Jadi tidak bisa disamaratakan. Tentu saya sebagai anggota DPR merasa tidak adil akan hal ini, tetapi itu kenyataan, seperti itu. Biarkan saja orang menilai, hak rakyat Indonesia menilai seperti itu.
Saat terpilih menjadi Anggota DPR, apakah turun langsung ke Daerah Pemilihan untuk berkomunikasi dengan masyarakat?
Iya dong. Sekarang juga masih, kan masih ada konstitusi yang harus wajib kami laksanakan. Terutama dalam reses, balik ke Dapil, apalagi sekarang diberikan waktu yang lebih banyak (masa reses).

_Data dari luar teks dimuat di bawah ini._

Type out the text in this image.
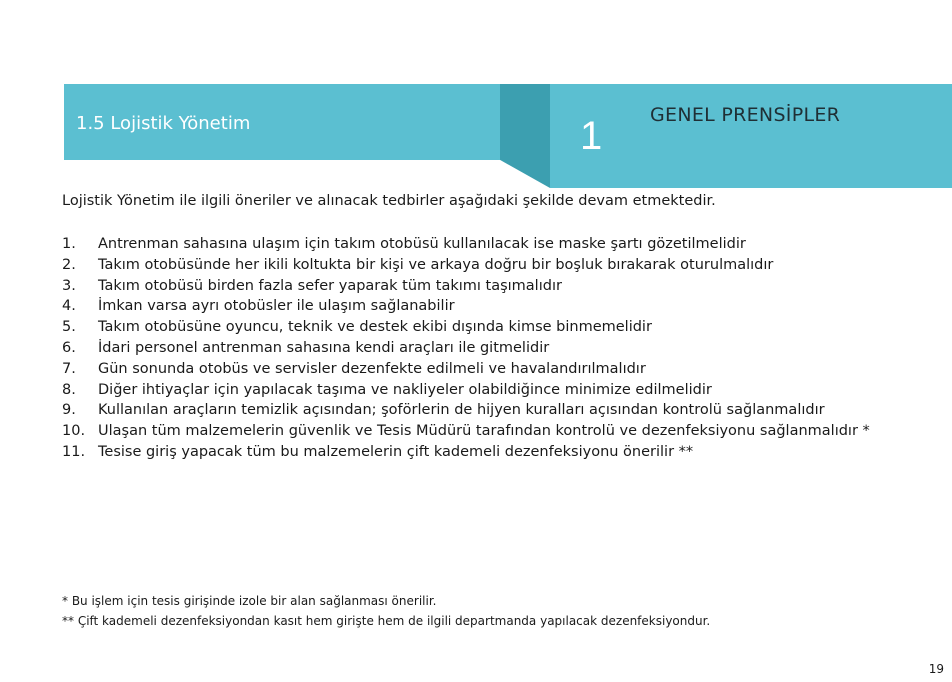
1.5 Lojistik Yönetim	1	GENEL PRENSİPLER
Lojistik Yönetim ile ilgili öneriler ve alınacak tedbirler aşağıdaki şekilde devam etmektedir.
1. Antrenman sahasına ulaşım için takım otobüsü kullanılacak ise maske şartı gözetilmelidir
2. Takım otobüsünde her ikili koltukta bir kişi ve arkaya doğru bir boşluk bırakarak oturulmalıdır
3. Takım otobüsü birden fazla sefer yaparak tüm takımı taşımalıdır
4. İmkan varsa ayrı otobüsler ile ulaşım sağlanabilir
5. Takım otobüsüne oyuncu, teknik ve destek ekibi dışında kimse binmemelidir
6. İdari personel antrenman sahasına kendi araçları ile gitmelidir
7. Gün sonunda otobüs ve servisler dezenfekte edilmeli ve havalandırılmalıdır
8. Diğer ihtiyaçlar için yapılacak taşıma ve nakliyeler olabildiğince minimize edilmelidir
9. Kullanılan araçların temizlik açısından; şoförlerin de hijyen kuralları açısından kontrolü sağlanmalıdır
10. Ulaşan tüm malzemelerin güvenlik ve Tesis Müdürü tarafından kontrolü ve dezenfeksiyonu sağlanmalıdır *
11. Tesise giriş yapacak tüm bu malzemelerin çift kademeli dezenfeksiyonu önerilir **
* Bu işlem için tesis girişinde izole bir alan sağlanması önerilir.
** Çift kademeli dezenfeksiyondan kasıt hem girişte hem de ilgili departmanda yapılacak dezenfeksiyondur.
19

Sebagai Anggota DPR RI, apakah pernah disuap dalam menggolkan sebuah proyek?
Belum pernah. Tetapi cuma dengar saja, tidak pernah menyaksikan (upaya suap). Insyaallah belum pernah ada yang berusaha mencoba hal itu (upaya suap) kepada saya. Insyaallah saya tetap istiqomah (menolak upaya suap).
Saat masa reses DPR, biasanya kemana?
Saya pulang ke Dapil. Dapil saya kan deket, di kabupaten bogor, saya keliling.
Biasanya kegiatan apa yang dilakukan saat reses?
Banyak acara undangan (pertemuan dengan warga), yang kita kemas menjadi komunikasi yang interaktif. Artinya ada dialog dengan warga di beberapa desa kita bagi.
Kegiatannya rutin seperti itu, mendengarkan aspirasi tetapi juga Insyaallah, ada beberapa program yang diberikan pemerintah, kami kawal. Kami aspirasikan kepada pimpinan pusat dan sudah ada implementasiannya dan insyaallah saat reses, kami ingin mengunjungi tempat itu (Kabupaten Bogor). Juga ada beberapa peresmian secara seremonial. Deket lah paling jauh (lokasi dapil) dua jam dari Jakarta.
Soal pengunduran diri Setya Novanto dari jabatan Ketua DPR, apa tanggapannya? Apakah sudah seharusnya ia mundur dari jabatannya, dalam hal ini kasus Papa Minta Saham?
Sudahlah, ini sudah ada keputusannya (pengunduran diri), saya rasa itu. Sebagai manusia, dia mempertahankan pembelaannya, dengan harkat dan martabatnya, menurut pandangan pribadinya sampai titik darah penghabisan.
Tetapi sebagai Ketua DPR, dimana dia juga legowo mengundurkan diri, harusnya itu diberikan aspirasi, artinya tidak harus diperpanjang. Kedepan, kita harus memiliki Ketua DPR yang dimata publik, bisa sesuai dengan harapan dan sesuai dengan fungsinya.